Unified RL Pipeline¶
RL-based NFV-RA algorithms are unified into three components: 1. MDP Modeling: Reward design and feature engineering. 2. Policy Architecture: MLP, CNN, GCN, GAT, BiGCN, BiGAT, HeteroGAT, etc. 3. Training Method: PG, A3C, PPO, MCTS.
Experiments¶
Implementation Technique Analysis¶
Key implementation choices are systematically evaluated on the WX100 topology:
| Technique | Best Configuration | Finding |
|---|---|---|
| Reward Function | fixed=0.1 | Moderate fixed intermediate rewards outperform adaptive rewards |
| Feature Engineering | Status + Topological | Topological features provide valuable augmentation |
| Action Masking | Enabled | RAC improves by up to 5.3% |
| RL Algorithm | PPO | Fastest convergence and highest performance |
Main Results¶
| Method | WX100 RAC↑ | GEANT RAC↑ | BRAIN RAC↑ |
|---|---|---|---|
| PPO-MLP | 71.90 | 55.80 | 51.30 |
| PPO-GCN | 66.80 | - | - |
| PPO-DualGAT | 78.10 | - | - |
| D-Vine | - | - | - |
Evaluation Dimensions¶
- Effectiveness: Online acceptance rate and long-term revenue-to-cost ratio.
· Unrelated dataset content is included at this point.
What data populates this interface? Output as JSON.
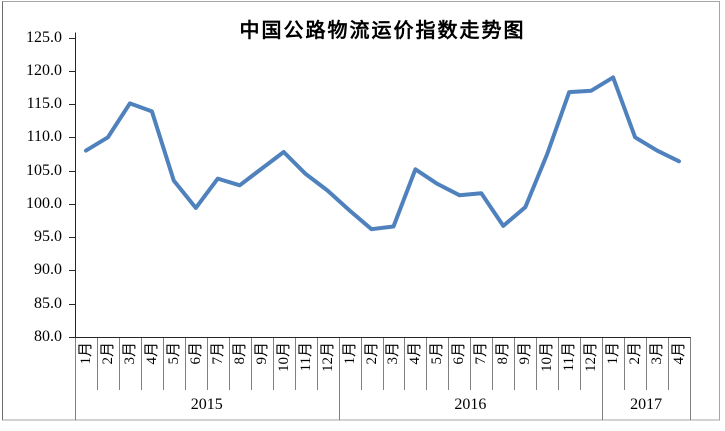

- Feasibility: Constraint satisfaction rate of generated solutions.
- Generalizability: Reliability under varying network conditions.
- Scalability: Performance variation with increasing problem size.
Key Findings¶
- PPO-DualGAT combined with optimal implementation techniques achieves the best performance in most settings.
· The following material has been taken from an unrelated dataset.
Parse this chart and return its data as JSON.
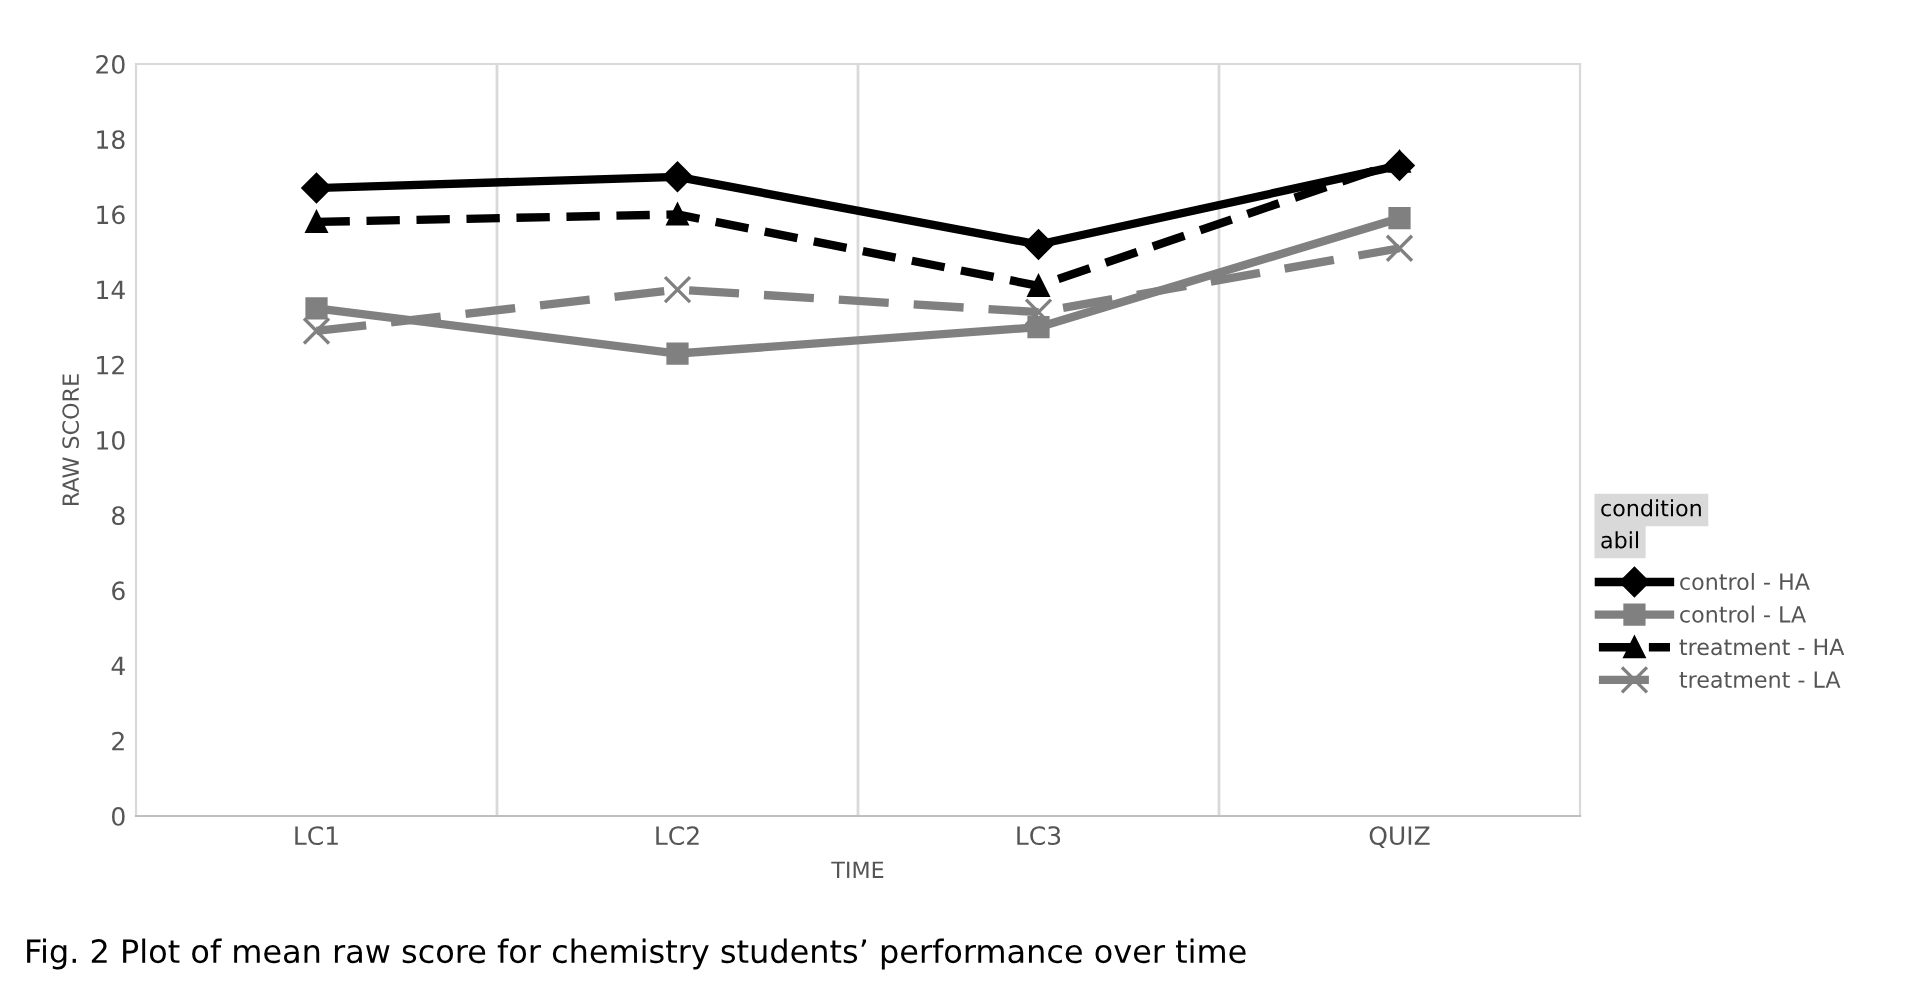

- Moderate fixed reward (0.1) > adaptive reward > excessively large or small fixed rewards.
- Action masking is critical for handling the complex constraints in NFV-RA.
- The performance advantage of GNN-based architectures correlates with scenario complexity.
Highlights & Insights¶
- Most comprehensive NFV-RA benchmark: 30+ algorithms, gym-style environment, and multi-scenario support.
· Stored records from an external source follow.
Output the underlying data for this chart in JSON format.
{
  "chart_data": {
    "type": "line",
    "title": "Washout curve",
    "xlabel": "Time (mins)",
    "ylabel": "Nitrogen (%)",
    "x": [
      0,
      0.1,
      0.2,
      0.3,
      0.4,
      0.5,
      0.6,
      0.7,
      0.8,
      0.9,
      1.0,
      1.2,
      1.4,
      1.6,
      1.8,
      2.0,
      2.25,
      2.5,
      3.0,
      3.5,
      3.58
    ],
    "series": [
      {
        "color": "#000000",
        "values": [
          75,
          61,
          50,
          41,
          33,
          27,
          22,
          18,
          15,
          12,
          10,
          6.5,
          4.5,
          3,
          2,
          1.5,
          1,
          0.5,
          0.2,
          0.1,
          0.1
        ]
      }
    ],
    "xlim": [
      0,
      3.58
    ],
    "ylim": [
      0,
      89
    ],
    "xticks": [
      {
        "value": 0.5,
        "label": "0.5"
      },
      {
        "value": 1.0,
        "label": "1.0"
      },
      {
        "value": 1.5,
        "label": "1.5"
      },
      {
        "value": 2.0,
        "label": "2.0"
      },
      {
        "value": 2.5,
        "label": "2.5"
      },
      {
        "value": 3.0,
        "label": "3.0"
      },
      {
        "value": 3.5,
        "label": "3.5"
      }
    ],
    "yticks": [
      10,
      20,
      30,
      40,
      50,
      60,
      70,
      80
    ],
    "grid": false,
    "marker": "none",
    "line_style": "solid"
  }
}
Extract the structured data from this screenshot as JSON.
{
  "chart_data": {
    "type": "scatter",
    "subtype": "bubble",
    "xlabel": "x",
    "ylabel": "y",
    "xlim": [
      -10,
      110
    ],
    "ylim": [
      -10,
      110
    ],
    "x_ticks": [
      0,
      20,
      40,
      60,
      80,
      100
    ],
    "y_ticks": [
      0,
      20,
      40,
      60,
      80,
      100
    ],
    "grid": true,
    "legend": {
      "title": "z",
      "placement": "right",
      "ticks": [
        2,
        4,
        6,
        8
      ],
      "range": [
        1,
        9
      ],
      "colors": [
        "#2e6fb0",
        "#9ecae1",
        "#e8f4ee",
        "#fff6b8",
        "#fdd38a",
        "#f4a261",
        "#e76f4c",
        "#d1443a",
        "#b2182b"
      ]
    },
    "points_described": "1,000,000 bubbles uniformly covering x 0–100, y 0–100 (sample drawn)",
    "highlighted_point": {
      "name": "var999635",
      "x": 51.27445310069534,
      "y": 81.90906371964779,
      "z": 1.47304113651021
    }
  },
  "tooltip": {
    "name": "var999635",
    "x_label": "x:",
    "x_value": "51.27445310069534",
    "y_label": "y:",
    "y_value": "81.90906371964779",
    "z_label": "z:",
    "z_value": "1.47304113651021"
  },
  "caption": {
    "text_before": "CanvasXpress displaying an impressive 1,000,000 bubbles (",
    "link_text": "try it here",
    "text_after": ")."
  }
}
- Systematic analysis of implementation techniques: Quantitative impact of key choices including reward design, feature engineering, and action masking.
- Multi-dimensional evaluation protocol: Extends beyond online effectiveness to cover feasibility, generalizability, and scalability.
- Modular design: Facilitates community extension with new methods.
Limitations & Future Work¶
- A gap remains between simulation and real network environments.
- Credit assignment challenges for RL methods at large scale are not fully resolved.
- Support for emerging scenarios (e.g., 6G network slicing) is still under development.
- Some RL methods may be sensitive to hyperparameter choices.
Related Work & Insights¶
- Traditional Benchmarks: VNE-Sim (2014), ALEVIN (2016) — cloud-only scenarios with a limited set of heuristics.
- RL-based NFV-RA: Various approaches employing neural network policies based on CNN, GCN, GAT, etc.
- RL for Combinatorial Optimization: Methodological connections to RL approaches for problems such as TSP and VRP.
Rating¶
- Novelty: ⭐⭐⭐ — The primary contribution lies in systems engineering rather than algorithmic innovation.
- Experimental Thoroughness: ⭐⭐⭐⭐⭐ — Highly comprehensive experiments and ablations.
- Writing Quality: ⭐⭐⭐⭐ — Clear and well-organized structure.
- Value: ⭐⭐⭐⭐⭐ — An extremely valuable benchmark tool for the research community.